The compiler then takes the syntax tree and ‘visits’ each branch, the CPython compiler has a method for visiting a statement, called compile_visit_stmt which is just a big switch statement looking at the statement kind. Our’s was a AugAssign type, so it calls out to compiler_augassign to handle the details. This function then converts our statement into a set of Byte-codes. These are an intermediary language between machine code (01010101) and the syntax tree. The Byte-code sequence is the thing cached in .pyc files.

static int
compiler_augassign(struct compiler *c, stmt_ty s)
{
    expr_ty e = s->v.AugAssign.target;
    expr_ty auge;

    assert(s->kind == AugAssign_kind);

    switch (e->kind) {
...
    case Name_kind:
        if (!compiler_nameop(c, e->v.Name.id, Load))
            return 0;
        VISIT(c, expr, s->v.AugAssign.value);
        ADDOP(c, inplace_binop(c, s->v.AugAssign.op));
        return compiler_nameop(c, e->v.Name.id, Store);

The output would be VISIT (load value — which is 1 for us), ADDOP (add operation of a binary op, depending on the operator (subtract, add), and STORE_NAME (store the result of ADDOP to the Name).

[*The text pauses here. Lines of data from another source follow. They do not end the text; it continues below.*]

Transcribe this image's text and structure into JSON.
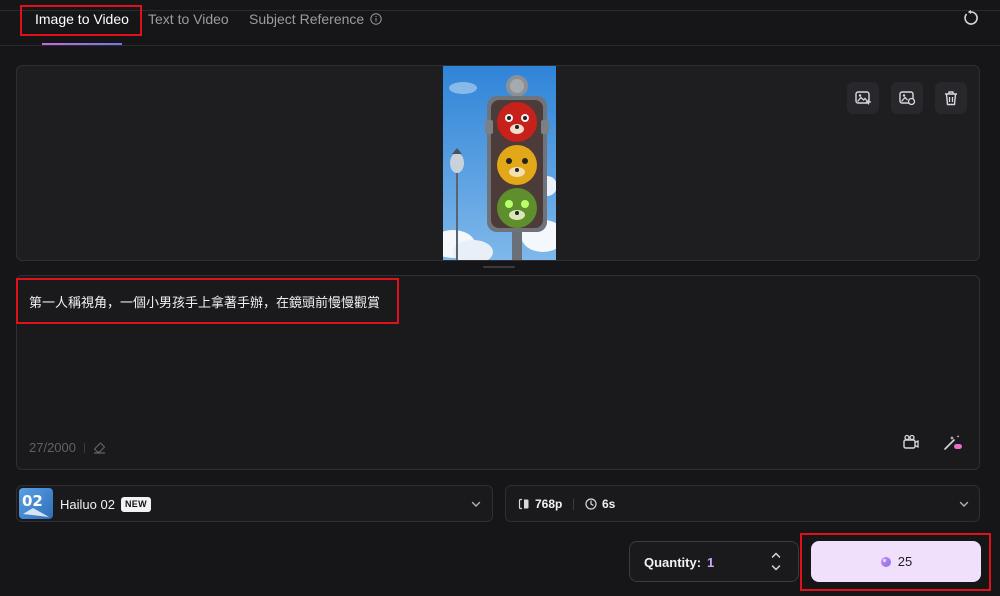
{
  "tabs": [
    {
      "label": "Image to Video",
      "active": true
    },
    {
      "label": "Text to Video",
      "active": false
    },
    {
      "label": "Subject Reference",
      "active": false
    }
  ],
  "icons": {
    "info": "info-icon",
    "reset": "rotate-ccw-icon",
    "image_actions": [
      "image-edit-icon",
      "image-settings-icon",
      "trash-icon"
    ],
    "prompt_actions": [
      "camera-movement-icon",
      "magic-wand-icon"
    ],
    "eraser": "eraser-icon",
    "chevron": "chevron-down-icon",
    "gem": "gem-icon"
  },
  "prompt": {
    "text": "第一人稱視角，一個小男孩手上拿著手辦，在鏡頭前慢慢觀賞",
    "counter": "27/2000"
  },
  "model": {
    "logo_text": "02",
    "name": "Hailuo 02",
    "badge": "NEW"
  },
  "settings": {
    "resolution": "768p",
    "duration": "6s"
  },
  "quantity": {
    "label": "Quantity:",
    "value": "1"
  },
  "generate": {
    "cost": "25"
  },
  "colors": {
    "background": "#161618",
    "panel": "#1e1e21",
    "accent": "#c9a7ff",
    "generate_bg": "#f1e0fb",
    "highlight": "#e0111a"
  }
}
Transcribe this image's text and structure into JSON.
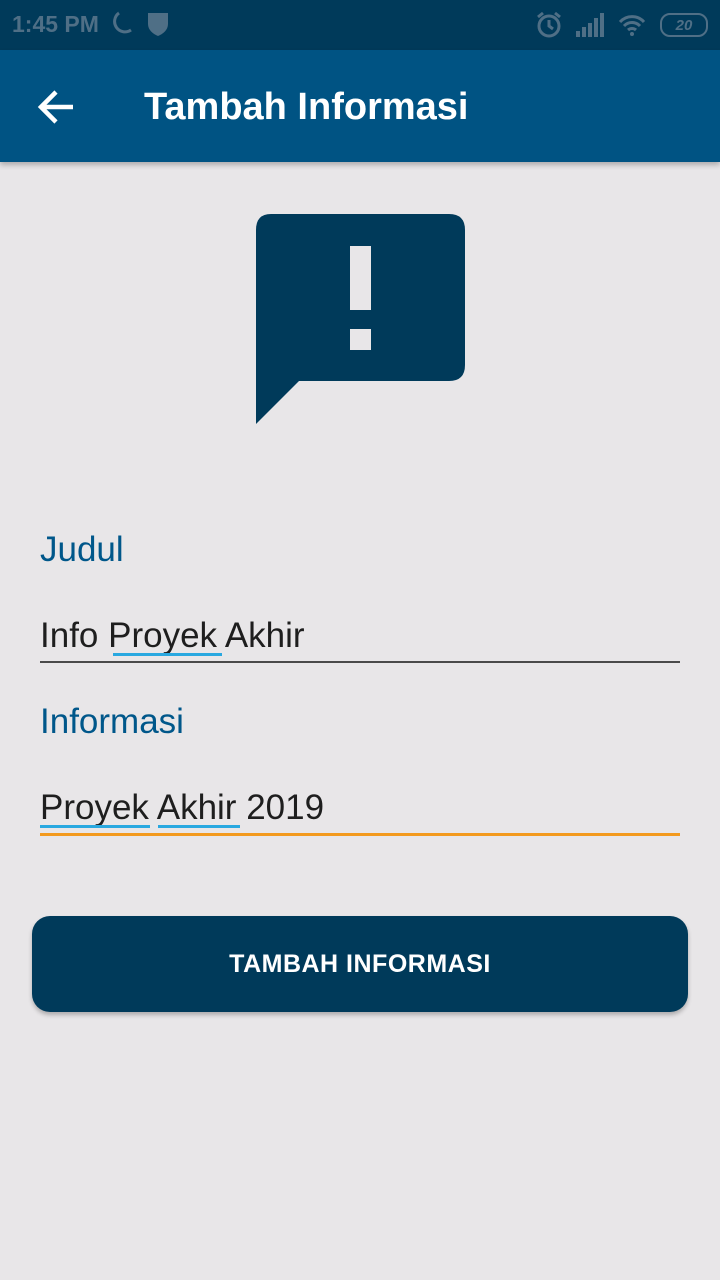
{
  "status_bar": {
    "time": "1:45 PM",
    "battery_level": "20",
    "icons": [
      "moon-icon",
      "shield-icon",
      "alarm-icon",
      "signal-icon",
      "wifi-icon",
      "battery-icon"
    ]
  },
  "app_bar": {
    "title": "Tambah Informasi",
    "back_icon": "arrow-back-icon"
  },
  "illustration": {
    "icon": "feedback-alert-icon"
  },
  "form": {
    "judul": {
      "label": "Judul",
      "value": "Info Proyek Akhir"
    },
    "informasi": {
      "label": "Informasi",
      "value": "Proyek Akhir 2019"
    }
  },
  "submit": {
    "label": "TAMBAH INFORMASI"
  },
  "colors": {
    "status_bar": "#003a5a",
    "app_bar": "#005383",
    "accent": "#00578a",
    "focus_underline": "#f39a1e",
    "button": "#003a5a",
    "background": "#e8e6e8"
  }
}
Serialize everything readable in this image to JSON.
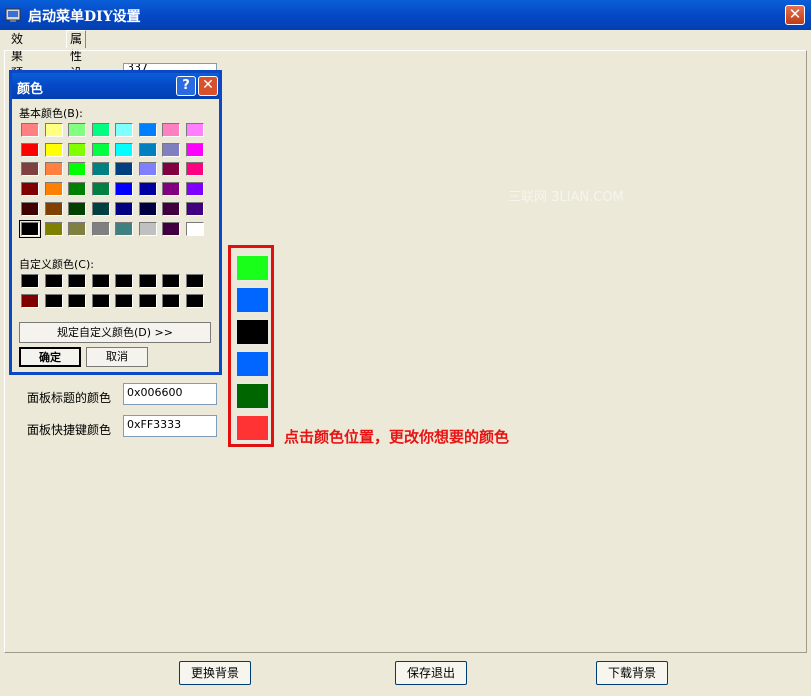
{
  "window": {
    "title": "启动菜单DIY设置",
    "close_label": "✕"
  },
  "tabs": [
    {
      "label": "效果预览"
    },
    {
      "label": "属性设置"
    }
  ],
  "fields": [
    {
      "label": "面板标题的颜色",
      "value": "0x006600"
    },
    {
      "label": "面板快捷键颜色",
      "value": "0xFF3333"
    }
  ],
  "partial_field_value": "337",
  "watermark": "三联网 3LIAN.COM",
  "swatch_colors": [
    "#1aff1a",
    "#0066ff",
    "#000000",
    "#0066ff",
    "#006600",
    "#ff3333"
  ],
  "hint": "点击颜色位置，更改你想要的颜色",
  "buttons": {
    "change_bg": "更换背景",
    "save_exit": "保存退出",
    "download_bg": "下载背景"
  },
  "color_dialog": {
    "title": "颜色",
    "help_label": "?",
    "close_label": "✕",
    "basic_label": "基本颜色(B):",
    "custom_label": "自定义颜色(C):",
    "define_button": "规定自定义颜色(D) >>",
    "ok_button": "确定",
    "cancel_button": "取消",
    "basic_colors": [
      [
        "#ff8080",
        "#ffff80",
        "#80ff80",
        "#00ff80",
        "#80ffff",
        "#0080ff",
        "#ff80c0",
        "#ff80ff"
      ],
      [
        "#ff0000",
        "#ffff00",
        "#80ff00",
        "#00ff40",
        "#00ffff",
        "#0080c0",
        "#8080c0",
        "#ff00ff"
      ],
      [
        "#804040",
        "#ff8040",
        "#00ff00",
        "#008080",
        "#004080",
        "#8080ff",
        "#800040",
        "#ff0080"
      ],
      [
        "#800000",
        "#ff8000",
        "#008000",
        "#008040",
        "#0000ff",
        "#0000a0",
        "#800080",
        "#8000ff"
      ],
      [
        "#400000",
        "#804000",
        "#004000",
        "#004040",
        "#000080",
        "#000040",
        "#400040",
        "#400080"
      ],
      [
        "#000000",
        "#808000",
        "#808040",
        "#808080",
        "#408080",
        "#c0c0c0",
        "#400040",
        "#ffffff"
      ]
    ],
    "selected_basic": [
      5,
      0
    ],
    "custom_colors": [
      [
        "#000000",
        "#000000",
        "#000000",
        "#000000",
        "#000000",
        "#000000",
        "#000000",
        "#000000"
      ],
      [
        "#800000",
        "#000000",
        "#000000",
        "#000000",
        "#000000",
        "#000000",
        "#000000",
        "#000000"
      ]
    ]
  }
}
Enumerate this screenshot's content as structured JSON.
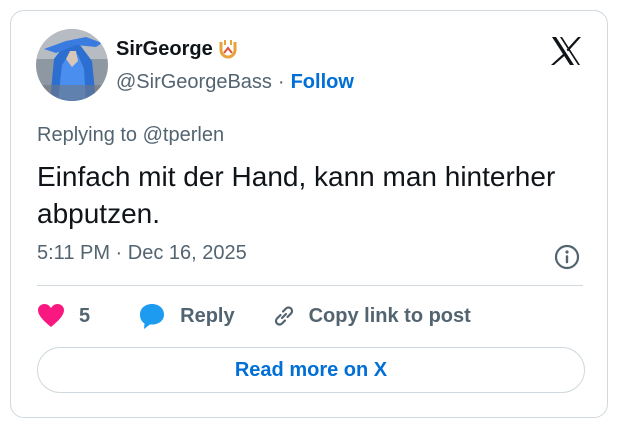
{
  "author": {
    "display_name": "SirGeorge",
    "handle": "@SirGeorgeBass",
    "separator": "·",
    "follow_label": "Follow"
  },
  "reply_context": {
    "prefix": "Replying to",
    "mention": "@tperlen"
  },
  "tweet": {
    "text": "Einfach mit der Hand, kann man hinterher abputzen.",
    "timestamp": "5:11 PM · Dec 16, 2025"
  },
  "actions": {
    "like_count": "5",
    "reply_label": "Reply",
    "copy_label": "Copy link to post"
  },
  "read_more_label": "Read more on X",
  "icons": {
    "like": "heart-icon",
    "reply": "speech-bubble-icon",
    "copy": "link-icon",
    "info": "info-icon",
    "logo": "x-logo-icon",
    "badge": "horseshoe-badge-icon"
  },
  "colors": {
    "like": "#f91880",
    "reply": "#1d9bf0",
    "link": "#006fd6",
    "muted": "#536471",
    "text": "#0f1419",
    "border": "#cfd9de"
  }
}
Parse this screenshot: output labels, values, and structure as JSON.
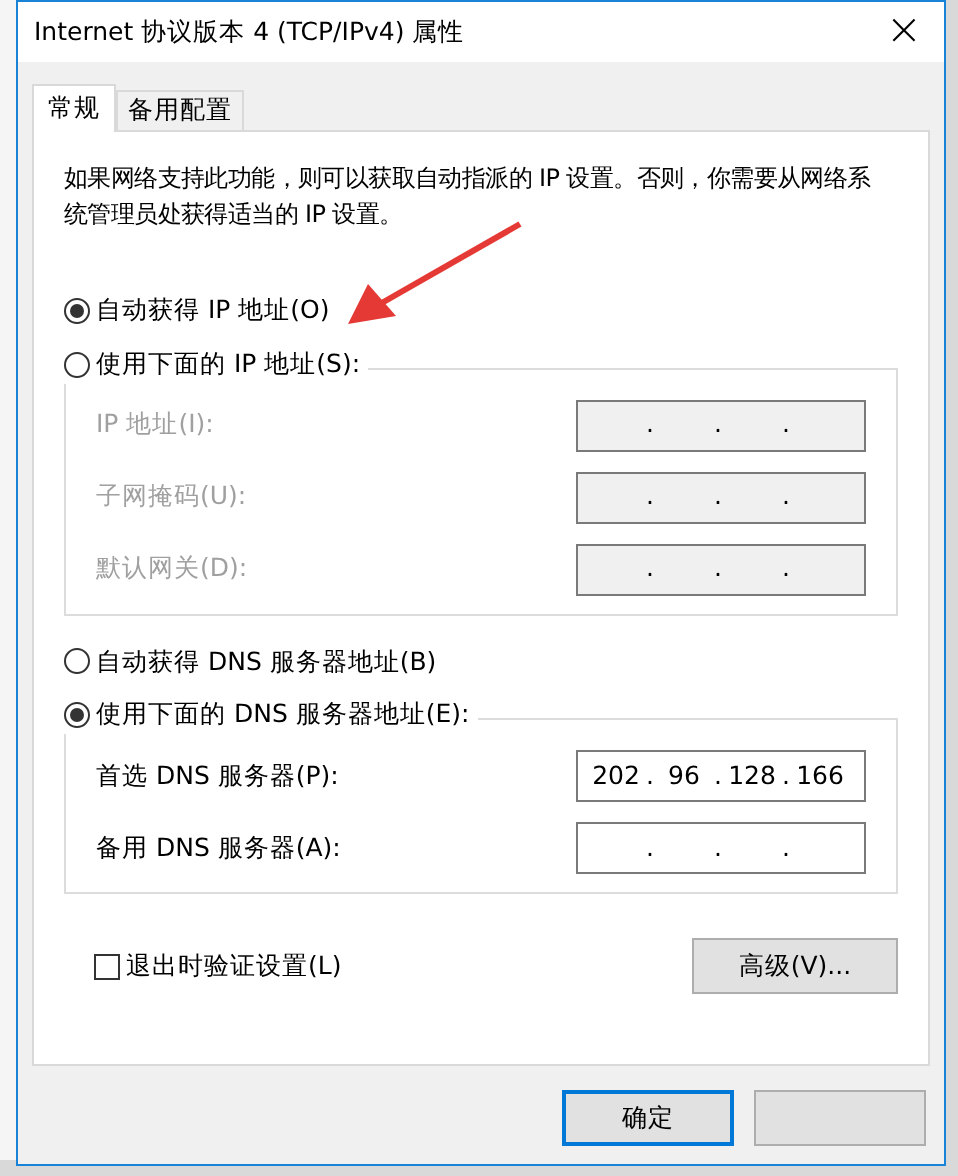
{
  "window": {
    "title": "Internet 协议版本 4 (TCP/IPv4) 属性",
    "close": "×"
  },
  "tabs": [
    {
      "label": "常规",
      "selected": true
    },
    {
      "label": "备用配置",
      "selected": false
    }
  ],
  "description": "如果网络支持此功能，则可以获取自动指派的 IP 设置。否则，你需要从网络系统管理员处获得适当的 IP 设置。",
  "ip_section": {
    "auto_option": {
      "label": "自动获得 IP 地址(O)",
      "selected": true
    },
    "manual_option": {
      "label": "使用下面的 IP 地址(S):",
      "selected": false
    },
    "disabled": true,
    "fields": [
      {
        "label": "IP 地址(I):",
        "dots": [
          ".",
          ".",
          "."
        ]
      },
      {
        "label": "子网掩码(U):",
        "dots": [
          ".",
          ".",
          "."
        ]
      },
      {
        "label": "默认网关(D):",
        "dots": [
          ".",
          ".",
          "."
        ]
      }
    ]
  },
  "dns_section": {
    "auto_option": {
      "label": "自动获得 DNS 服务器地址(B)",
      "selected": false
    },
    "manual_option": {
      "label": "使用下面的 DNS 服务器地址(E):",
      "selected": true
    },
    "disabled": false,
    "fields": [
      {
        "label": "首选 DNS 服务器(P):",
        "octets": [
          "202",
          "96",
          "128",
          "166"
        ],
        "dots": [
          ".",
          ".",
          "."
        ]
      },
      {
        "label": "备用 DNS 服务器(A):",
        "dots": [
          ".",
          ".",
          "."
        ]
      }
    ]
  },
  "validate_checkbox": {
    "label": "退出时验证设置(L)",
    "checked": false
  },
  "advanced_button": "高级(V)...",
  "buttons": [
    {
      "label": "确定",
      "focused": true
    },
    {
      "focused": false
    }
  ]
}
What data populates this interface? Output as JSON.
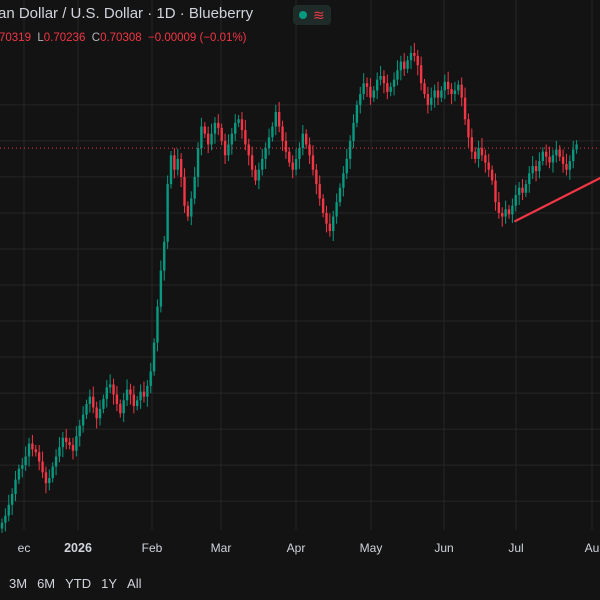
{
  "header": {
    "title": "an Dollar / U.S. Dollar · 1D · Blueberry",
    "wave_glyph": "≋"
  },
  "ohlc": {
    "open_value": "70319",
    "low_label": "L",
    "low_value": "0.70236",
    "close_label": "C",
    "close_value": "0.70308",
    "change": "−0.00009 (−0.01%)"
  },
  "time_axis_labels": [
    "ec",
    "2026",
    "Feb",
    "Mar",
    "Apr",
    "May",
    "Jun",
    "Jul",
    "Au"
  ],
  "range_buttons": [
    "3M",
    "6M",
    "YTD",
    "1Y",
    "All"
  ],
  "colors": {
    "up": "#089981",
    "down": "#f23645",
    "trendline": "#f23645",
    "background": "#131313",
    "grid": "#262626"
  },
  "chart_data": {
    "type": "candlestick",
    "note_closes": [
      [
        0.657,
        0.658,
        0.6595,
        0.661,
        0.663,
        0.6645,
        0.665,
        0.6662,
        0.668,
        0.6672,
        0.6668,
        0.6655,
        0.664,
        0.6625,
        0.6632,
        0.6648,
        0.6662,
        0.6675,
        0.6688,
        0.6682,
        0.6678,
        0.667,
        0.669,
        0.6705,
        0.672,
        0.6735,
        0.6745,
        0.673,
        0.6715,
        0.6728,
        0.6742,
        0.6758,
        0.6762,
        0.6748,
        0.6735,
        0.6722,
        0.674,
        0.6755,
        0.6748,
        0.6732,
        0.674,
        0.6752,
        0.6745,
        0.676,
        0.678,
        0.682,
        0.687,
        0.692,
        0.696,
        0.704,
        0.708,
        0.706,
        0.7075,
        0.705,
        0.701,
        0.6995,
        0.702,
        0.705,
        0.709,
        0.712,
        0.711,
        0.7095,
        0.711,
        0.7125,
        0.7118,
        0.71,
        0.708,
        0.7095,
        0.711,
        0.7125,
        0.713,
        0.7115,
        0.7095,
        0.708,
        0.706,
        0.7045,
        0.706,
        0.7075,
        0.709,
        0.7105,
        0.712,
        0.714,
        0.712,
        0.71,
        0.7085,
        0.707,
        0.706,
        0.7075,
        0.709,
        0.711,
        0.7095,
        0.708,
        0.706,
        0.704,
        0.702,
        0.7,
        0.6985,
        0.6975,
        0.6995,
        0.7015,
        0.7035,
        0.7055,
        0.7075,
        0.71,
        0.7125,
        0.715,
        0.7165,
        0.718,
        0.7175,
        0.716,
        0.717,
        0.7185,
        0.719,
        0.718,
        0.7168,
        0.7175,
        0.7185,
        0.7198,
        0.721,
        0.72,
        0.7212,
        0.7222,
        0.7218,
        0.7205,
        0.718,
        0.7165,
        0.715,
        0.716,
        0.717,
        0.716,
        0.717,
        0.7182,
        0.7172,
        0.7165,
        0.717,
        0.7178,
        0.716,
        0.713,
        0.7105,
        0.7085,
        0.7075,
        0.709,
        0.708,
        0.707,
        0.706,
        0.7045,
        0.7015,
        0.7,
        0.6995,
        0.7005,
        0.6998,
        0.701,
        0.7025,
        0.7035,
        0.7028,
        0.704,
        0.7055,
        0.7065,
        0.7058,
        0.7072,
        0.7085,
        0.7078,
        0.707,
        0.708,
        0.7088,
        0.7078,
        0.7068,
        0.706,
        0.7072,
        0.7088,
        0.7095
      ]
    ],
    "y_grid_ticks": [
      0.715,
      0.71,
      0.705,
      0.7,
      0.695,
      0.69,
      0.685,
      0.68,
      0.675,
      0.67,
      0.665,
      0.66
    ],
    "ylim": [
      0.656,
      0.724
    ],
    "trendline": [
      [
        140,
        0.6997
      ],
      [
        181,
        0.7058
      ]
    ],
    "grid": true
  }
}
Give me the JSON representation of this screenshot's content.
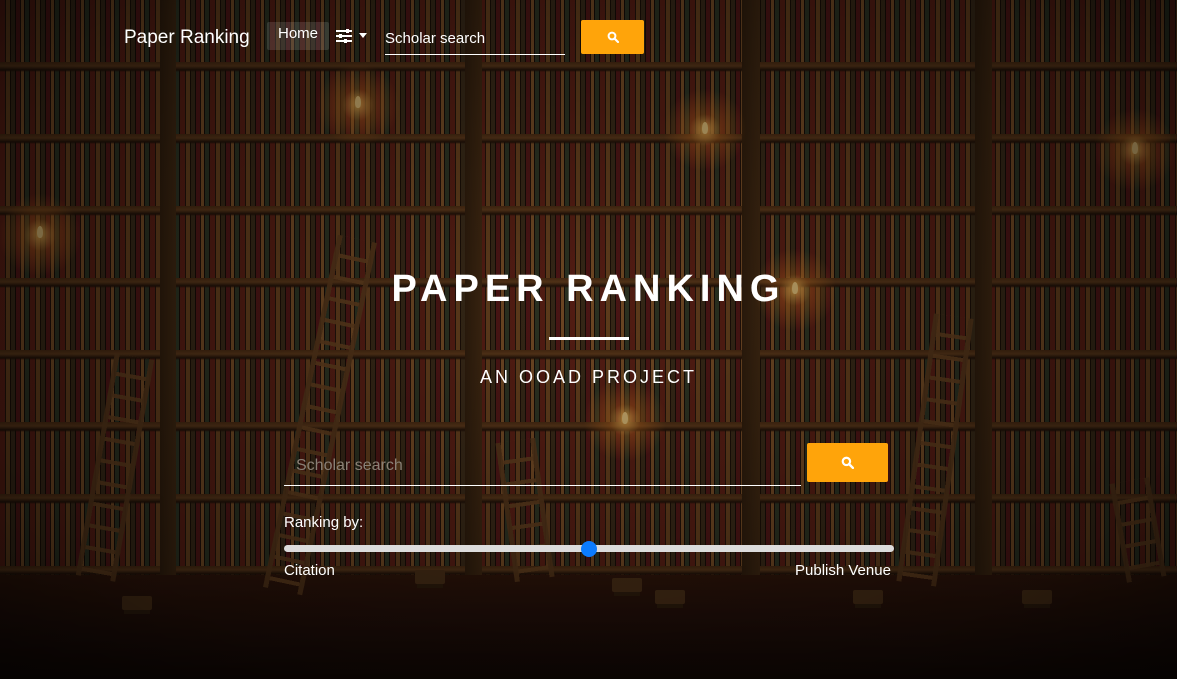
{
  "navbar": {
    "brand": "Paper Ranking",
    "home_label": "Home",
    "search_placeholder": "Scholar search"
  },
  "icons": {
    "filter_toggle": "sliders-icon",
    "dropdown": "caret-down-icon",
    "search": "search-icon"
  },
  "hero": {
    "title": "PAPER RANKING",
    "subtitle": "AN OOAD PROJECT"
  },
  "search": {
    "placeholder": "Scholar search"
  },
  "ranking": {
    "label": "Ranking by:",
    "min_label": "Citation",
    "max_label": "Publish Venue",
    "value_fraction": 0.5
  },
  "colors": {
    "accent": "#ffa40a",
    "slider_thumb": "#0b7cff"
  }
}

Those methods respond with more specific byte-codes. If you load the dis module you can see the byte-code for yourself

Level 6: Interpreter¶

The final level is the interpreter. That takes the byte-code sequence and converts it into machine-specific operations. This is why Python.exe and Python for mac and Linux are all seperate binaries. Some byte codes need OS specific handling and checks. The threading API for example needs to work with GNU/Linux’s thread API which is very different to Windows threading. That’s it!